Este tipo, Shaw, parece saber algo que los presidenciables de corbata (sólo se la quitan para exhibirse ante la barbacoa y cuando mandan gente a la guerra, y entonces salen con uniformes de combate aunque jamás hicieron la mili) ocultan a las ilusionadas familias (siempre la familia) de la gran democracia plutocrática. Quizá de ahí haya obtenido ese lienzo de tipos gordos con penes exagerados que vuelan como espermatozoides. Se ve que aprecia las mutaciones, y en la bandera las barras se han vuelto serpientes y al centro comercial está atado un recién nacido, globo rosa cautivo al que nadie quiere cortar los lazos.
Son lienzos como fondos de escenarios. A veces los colores suaves, pasteles, y la luz tamizada parecen desmentir la presunta agresividad del tema. En un bosque de árboles curvos, ha tomado tierra el gurú-pulpo.
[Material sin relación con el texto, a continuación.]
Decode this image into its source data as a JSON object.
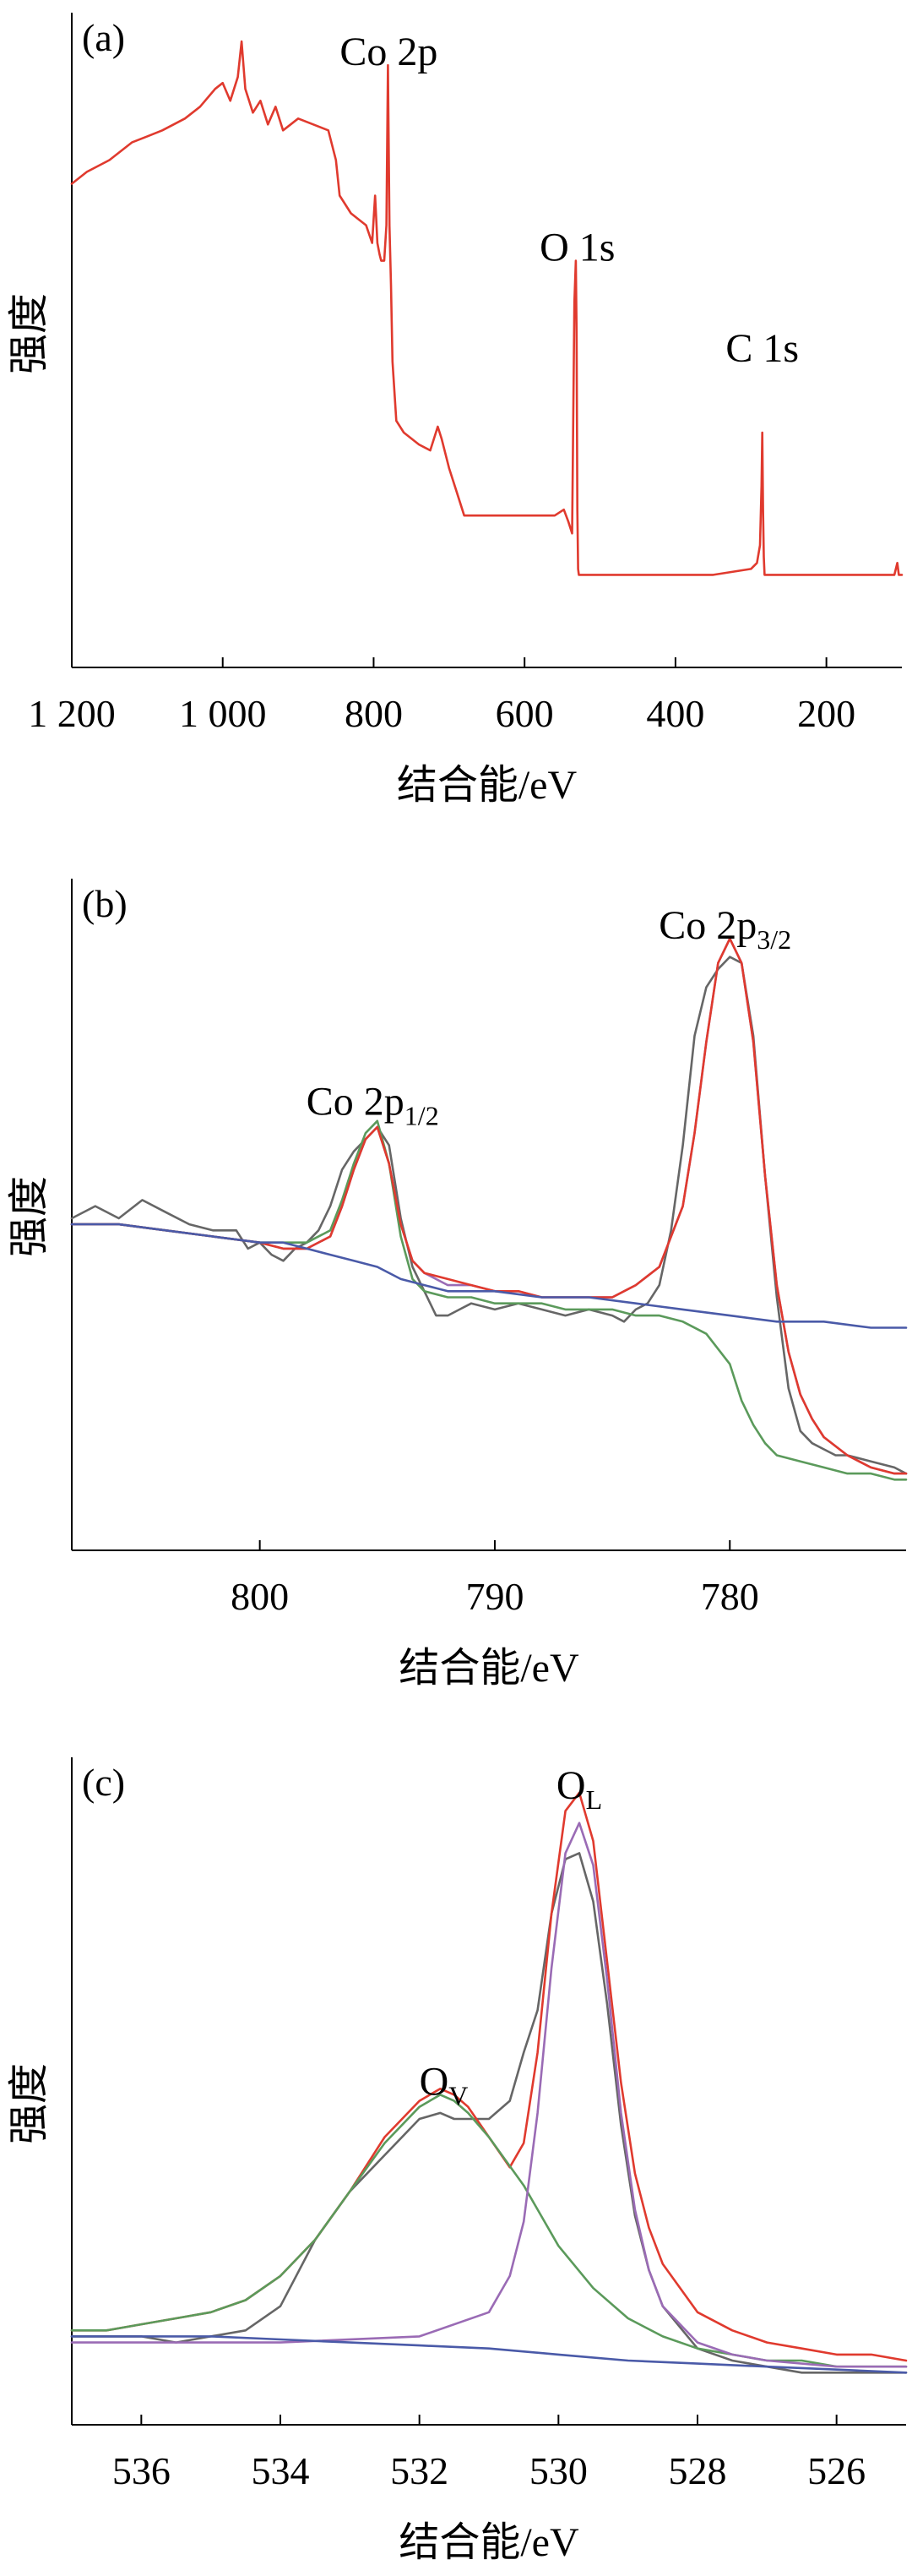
{
  "chart_data": [
    {
      "panel_label": "(a)",
      "type": "line",
      "xlabel": "结合能/eV",
      "ylabel": "强度",
      "xlim": [
        1200,
        100
      ],
      "ylim": [
        0,
        1
      ],
      "xticks": [
        {
          "value": 1200,
          "label": "1 200"
        },
        {
          "value": 1000,
          "label": "1 000"
        },
        {
          "value": 800,
          "label": "800"
        },
        {
          "value": 600,
          "label": "600"
        },
        {
          "value": 400,
          "label": "400"
        },
        {
          "value": 200,
          "label": "200"
        }
      ],
      "annotations": [
        {
          "text": "Co 2p",
          "x": 780,
          "y": 0.95
        },
        {
          "text": "O 1s",
          "x": 530,
          "y": 0.62
        },
        {
          "text": "C 1s",
          "x": 285,
          "y": 0.45
        }
      ],
      "series": [
        {
          "color": "#e03a2e",
          "x": [
            1200,
            1180,
            1150,
            1120,
            1100,
            1080,
            1050,
            1030,
            1010,
            1000,
            990,
            980,
            975,
            970,
            960,
            950,
            940,
            930,
            920,
            900,
            880,
            860,
            850,
            845,
            840,
            830,
            820,
            810,
            802,
            798,
            795,
            792,
            790,
            786,
            783,
            781,
            779,
            777,
            775,
            770,
            760,
            740,
            725,
            715,
            710,
            700,
            690,
            680,
            660,
            640,
            620,
            600,
            580,
            560,
            548,
            542,
            537,
            534,
            532,
            531,
            530,
            529,
            528,
            526,
            522,
            500,
            450,
            400,
            350,
            300,
            292,
            288,
            286,
            285,
            284,
            283,
            282,
            280,
            270,
            250,
            200,
            150,
            120,
            110,
            106,
            104,
            100
          ],
          "values": [
            0.75,
            0.77,
            0.79,
            0.82,
            0.83,
            0.84,
            0.86,
            0.88,
            0.91,
            0.92,
            0.89,
            0.93,
            0.99,
            0.91,
            0.87,
            0.89,
            0.85,
            0.88,
            0.84,
            0.86,
            0.85,
            0.84,
            0.79,
            0.73,
            0.72,
            0.7,
            0.69,
            0.68,
            0.65,
            0.73,
            0.65,
            0.63,
            0.62,
            0.62,
            0.68,
            0.95,
            0.68,
            0.58,
            0.45,
            0.35,
            0.33,
            0.31,
            0.3,
            0.34,
            0.32,
            0.27,
            0.23,
            0.19,
            0.19,
            0.19,
            0.19,
            0.19,
            0.19,
            0.19,
            0.2,
            0.18,
            0.16,
            0.55,
            0.62,
            0.5,
            0.2,
            0.1,
            0.09,
            0.09,
            0.09,
            0.09,
            0.09,
            0.09,
            0.09,
            0.1,
            0.11,
            0.14,
            0.24,
            0.33,
            0.2,
            0.12,
            0.09,
            0.09,
            0.09,
            0.09,
            0.09,
            0.09,
            0.09,
            0.09,
            0.11,
            0.09,
            0.09
          ]
        }
      ]
    },
    {
      "panel_label": "(b)",
      "type": "line",
      "xlabel": "结合能/eV",
      "ylabel": "强度",
      "xlim": [
        808,
        772.5
      ],
      "ylim": [
        0,
        1
      ],
      "xticks": [
        {
          "value": 800,
          "label": "800"
        },
        {
          "value": 790,
          "label": "790"
        },
        {
          "value": 780,
          "label": "780"
        }
      ],
      "annotations": [
        {
          "text": "Co 2p",
          "sub": "1/2",
          "x": 795.2,
          "y": 0.65
        },
        {
          "text": "Co 2p",
          "sub": "3/2",
          "x": 780.2,
          "y": 0.94
        }
      ],
      "series": [
        {
          "color": "#666666",
          "x": [
            808,
            807,
            806,
            805,
            804,
            803,
            802,
            801,
            800.5,
            800,
            799.5,
            799,
            798.5,
            798,
            797.5,
            797,
            796.5,
            796,
            795.5,
            795,
            794.5,
            794,
            793.5,
            793,
            792.5,
            792,
            791.5,
            791,
            790,
            789,
            788,
            787,
            786,
            785,
            784.5,
            784,
            783.5,
            783,
            782.5,
            782,
            781.5,
            781,
            780.5,
            780,
            779.5,
            779,
            778.5,
            778,
            777.5,
            777,
            776.5,
            776,
            775.5,
            775,
            774,
            773,
            772.5
          ],
          "values": [
            0.48,
            0.5,
            0.48,
            0.51,
            0.49,
            0.47,
            0.46,
            0.46,
            0.43,
            0.44,
            0.42,
            0.41,
            0.43,
            0.44,
            0.46,
            0.5,
            0.56,
            0.59,
            0.61,
            0.63,
            0.6,
            0.48,
            0.4,
            0.36,
            0.32,
            0.32,
            0.33,
            0.34,
            0.33,
            0.34,
            0.33,
            0.32,
            0.33,
            0.32,
            0.31,
            0.33,
            0.34,
            0.37,
            0.46,
            0.6,
            0.78,
            0.86,
            0.89,
            0.91,
            0.9,
            0.78,
            0.55,
            0.35,
            0.2,
            0.13,
            0.11,
            0.1,
            0.09,
            0.09,
            0.08,
            0.07,
            0.06
          ]
        },
        {
          "color": "#9a6bb5",
          "x": [
            808,
            806,
            804,
            802,
            800,
            799,
            798,
            797,
            796.5,
            796,
            795.5,
            795,
            794.5,
            794,
            793.5,
            793,
            792,
            791,
            790,
            789,
            788,
            787,
            786,
            785,
            784,
            783,
            782,
            781.5,
            781,
            780.5,
            780,
            779.5,
            779,
            778.5,
            778,
            777.5,
            777,
            776.5,
            776,
            775,
            774,
            773,
            772.5
          ],
          "values": [
            0.47,
            0.47,
            0.46,
            0.45,
            0.44,
            0.43,
            0.43,
            0.45,
            0.5,
            0.56,
            0.61,
            0.63,
            0.57,
            0.47,
            0.41,
            0.39,
            0.37,
            0.37,
            0.36,
            0.36,
            0.35,
            0.35,
            0.35,
            0.35,
            0.37,
            0.4,
            0.5,
            0.62,
            0.77,
            0.9,
            0.94,
            0.9,
            0.77,
            0.55,
            0.37,
            0.26,
            0.19,
            0.15,
            0.12,
            0.09,
            0.07,
            0.06,
            0.06
          ]
        },
        {
          "color": "#5b9a5b",
          "x": [
            808,
            806,
            804,
            802,
            800,
            798,
            797,
            796.5,
            796,
            795.5,
            795,
            794.5,
            794,
            793.5,
            793,
            792,
            791,
            790,
            789,
            788,
            787,
            786,
            785,
            784,
            783,
            782,
            781,
            780,
            779.5,
            779,
            778.5,
            778,
            777,
            776,
            775,
            774,
            773,
            772.5
          ],
          "values": [
            0.47,
            0.47,
            0.46,
            0.45,
            0.44,
            0.44,
            0.46,
            0.51,
            0.57,
            0.62,
            0.64,
            0.57,
            0.45,
            0.38,
            0.36,
            0.35,
            0.35,
            0.34,
            0.34,
            0.34,
            0.33,
            0.33,
            0.33,
            0.32,
            0.32,
            0.31,
            0.29,
            0.24,
            0.18,
            0.14,
            0.11,
            0.09,
            0.08,
            0.07,
            0.06,
            0.06,
            0.05,
            0.05
          ]
        },
        {
          "color": "#e03a2e",
          "x": [
            808,
            806,
            804,
            802,
            800,
            799,
            798,
            797,
            796.5,
            796,
            795.5,
            795,
            794.5,
            794,
            793.5,
            793,
            792,
            791,
            790,
            789,
            788,
            787,
            786,
            785,
            784,
            783,
            782,
            781.5,
            781,
            780.5,
            780,
            779.5,
            779,
            778.5,
            778,
            777.5,
            777,
            776.5,
            776,
            775,
            774,
            773,
            772.5
          ],
          "values": [
            0.47,
            0.47,
            0.46,
            0.45,
            0.44,
            0.43,
            0.43,
            0.45,
            0.5,
            0.56,
            0.61,
            0.63,
            0.57,
            0.47,
            0.41,
            0.39,
            0.38,
            0.37,
            0.36,
            0.36,
            0.35,
            0.35,
            0.35,
            0.35,
            0.37,
            0.4,
            0.5,
            0.62,
            0.77,
            0.9,
            0.94,
            0.9,
            0.77,
            0.55,
            0.37,
            0.26,
            0.19,
            0.15,
            0.12,
            0.09,
            0.07,
            0.06,
            0.06
          ]
        },
        {
          "color": "#4a5aa8",
          "x": [
            808,
            806,
            804,
            802,
            800,
            799,
            798,
            797,
            796,
            795,
            794,
            793,
            792,
            790,
            788,
            786,
            784,
            782,
            780,
            778,
            776,
            774,
            772.5
          ],
          "values": [
            0.47,
            0.47,
            0.46,
            0.45,
            0.44,
            0.44,
            0.43,
            0.42,
            0.41,
            0.4,
            0.38,
            0.37,
            0.36,
            0.36,
            0.35,
            0.35,
            0.34,
            0.33,
            0.32,
            0.31,
            0.31,
            0.3,
            0.3
          ]
        }
      ]
    },
    {
      "panel_label": "(c)",
      "type": "line",
      "xlabel": "结合能/eV",
      "ylabel": "强度",
      "xlim": [
        537,
        525
      ],
      "ylim": [
        0,
        1
      ],
      "xticks": [
        {
          "value": 536,
          "label": "536"
        },
        {
          "value": 534,
          "label": "534"
        },
        {
          "value": 532,
          "label": "532"
        },
        {
          "value": 530,
          "label": "530"
        },
        {
          "value": 528,
          "label": "528"
        },
        {
          "value": 526,
          "label": "526"
        }
      ],
      "annotations": [
        {
          "text": "O",
          "sub": "V",
          "x": 531.65,
          "y": 0.48
        },
        {
          "text": "O",
          "sub": "L",
          "x": 529.7,
          "y": 0.97
        }
      ],
      "series": [
        {
          "color": "#666666",
          "x": [
            537,
            536.5,
            536,
            535.5,
            535,
            534.5,
            534,
            533.5,
            533,
            532.5,
            532,
            531.7,
            531.5,
            531.3,
            531,
            530.7,
            530.5,
            530.3,
            530.1,
            529.9,
            529.7,
            529.5,
            529.3,
            529.1,
            528.9,
            528.7,
            528.5,
            528,
            527.5,
            527,
            526.5,
            526,
            525.5,
            525
          ],
          "values": [
            0.08,
            0.08,
            0.08,
            0.07,
            0.08,
            0.09,
            0.13,
            0.24,
            0.32,
            0.38,
            0.44,
            0.45,
            0.44,
            0.44,
            0.44,
            0.47,
            0.55,
            0.62,
            0.78,
            0.87,
            0.88,
            0.8,
            0.63,
            0.43,
            0.28,
            0.19,
            0.13,
            0.06,
            0.04,
            0.03,
            0.02,
            0.02,
            0.02,
            0.02
          ]
        },
        {
          "color": "#e03a2e",
          "x": [
            537,
            536.5,
            536,
            535.5,
            535,
            534.5,
            534,
            533.5,
            533,
            532.5,
            532,
            531.7,
            531.5,
            531.3,
            531,
            530.7,
            530.5,
            530.3,
            530.1,
            529.9,
            529.7,
            529.5,
            529.3,
            529.1,
            528.9,
            528.7,
            528.5,
            528,
            527.5,
            527,
            526.5,
            526,
            525.5,
            525
          ],
          "values": [
            0.09,
            0.09,
            0.1,
            0.11,
            0.12,
            0.14,
            0.18,
            0.24,
            0.32,
            0.41,
            0.47,
            0.49,
            0.48,
            0.46,
            0.41,
            0.36,
            0.4,
            0.55,
            0.78,
            0.95,
            0.98,
            0.9,
            0.7,
            0.5,
            0.35,
            0.26,
            0.2,
            0.12,
            0.09,
            0.07,
            0.06,
            0.05,
            0.05,
            0.04
          ]
        },
        {
          "color": "#5b9a5b",
          "x": [
            537,
            536.5,
            536,
            535.5,
            535,
            534.5,
            534,
            533.5,
            533,
            532.5,
            532,
            531.7,
            531.5,
            531.3,
            531,
            530.5,
            530,
            529.5,
            529,
            528.5,
            528,
            527.5,
            527,
            526.5,
            526,
            525.5,
            525
          ],
          "values": [
            0.09,
            0.09,
            0.1,
            0.11,
            0.12,
            0.14,
            0.18,
            0.24,
            0.32,
            0.4,
            0.46,
            0.48,
            0.47,
            0.45,
            0.41,
            0.33,
            0.23,
            0.16,
            0.11,
            0.08,
            0.06,
            0.05,
            0.04,
            0.04,
            0.03,
            0.03,
            0.03
          ]
        },
        {
          "color": "#9a6bb5",
          "x": [
            537,
            534,
            532,
            531,
            530.7,
            530.5,
            530.3,
            530.1,
            529.9,
            529.7,
            529.5,
            529.3,
            529.1,
            528.9,
            528.7,
            528.5,
            528,
            527.5,
            527,
            526,
            525
          ],
          "values": [
            0.07,
            0.07,
            0.08,
            0.12,
            0.18,
            0.27,
            0.45,
            0.69,
            0.88,
            0.93,
            0.86,
            0.67,
            0.45,
            0.29,
            0.19,
            0.13,
            0.07,
            0.05,
            0.04,
            0.03,
            0.03
          ]
        },
        {
          "color": "#4a5aa8",
          "x": [
            537,
            536,
            535,
            534,
            533,
            532,
            531,
            530,
            529,
            528,
            527,
            526,
            525
          ],
          "values": [
            0.08,
            0.08,
            0.08,
            0.075,
            0.07,
            0.065,
            0.06,
            0.05,
            0.04,
            0.035,
            0.03,
            0.025,
            0.02
          ]
        }
      ]
    }
  ]
}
Tampoco faltan las referencias al terror, la conspiración, la necesidad de explicarlo todo mediante los reconfortantes recursos místicos y/o extraterrestres, a los ritos masónico-amerindios, a los maestros flamencos y surrealistas, a Pablo Picasso y al largo ferrocarril de costa a costa. Por cierto que el dólar se ha vuelto de kriptonita.
En esta recopilación de obras, reunidas bajo el epígrafe de ‘Left behind’ porque se trata de descartes, de abandonos de escenografías de óperas-rock, de arrepentimientos de otras exposiciones y de series sin acabar, sorprende la coherencia. Es decir, se trata de obras segregadas a lo largo de la trayectoria del artista de otros trabajos y ciclos cuya caída en las cunetas les ha hecho encontar su razón de ser en el resumen de una trayectoria que, volviendo al asunto del coleccionismo, se complementa con una vitrina llena de estampas religiosas recopilados por Shaw, exvotos gráficos que le sugieren las iluminaciones que transforma en espectáculo.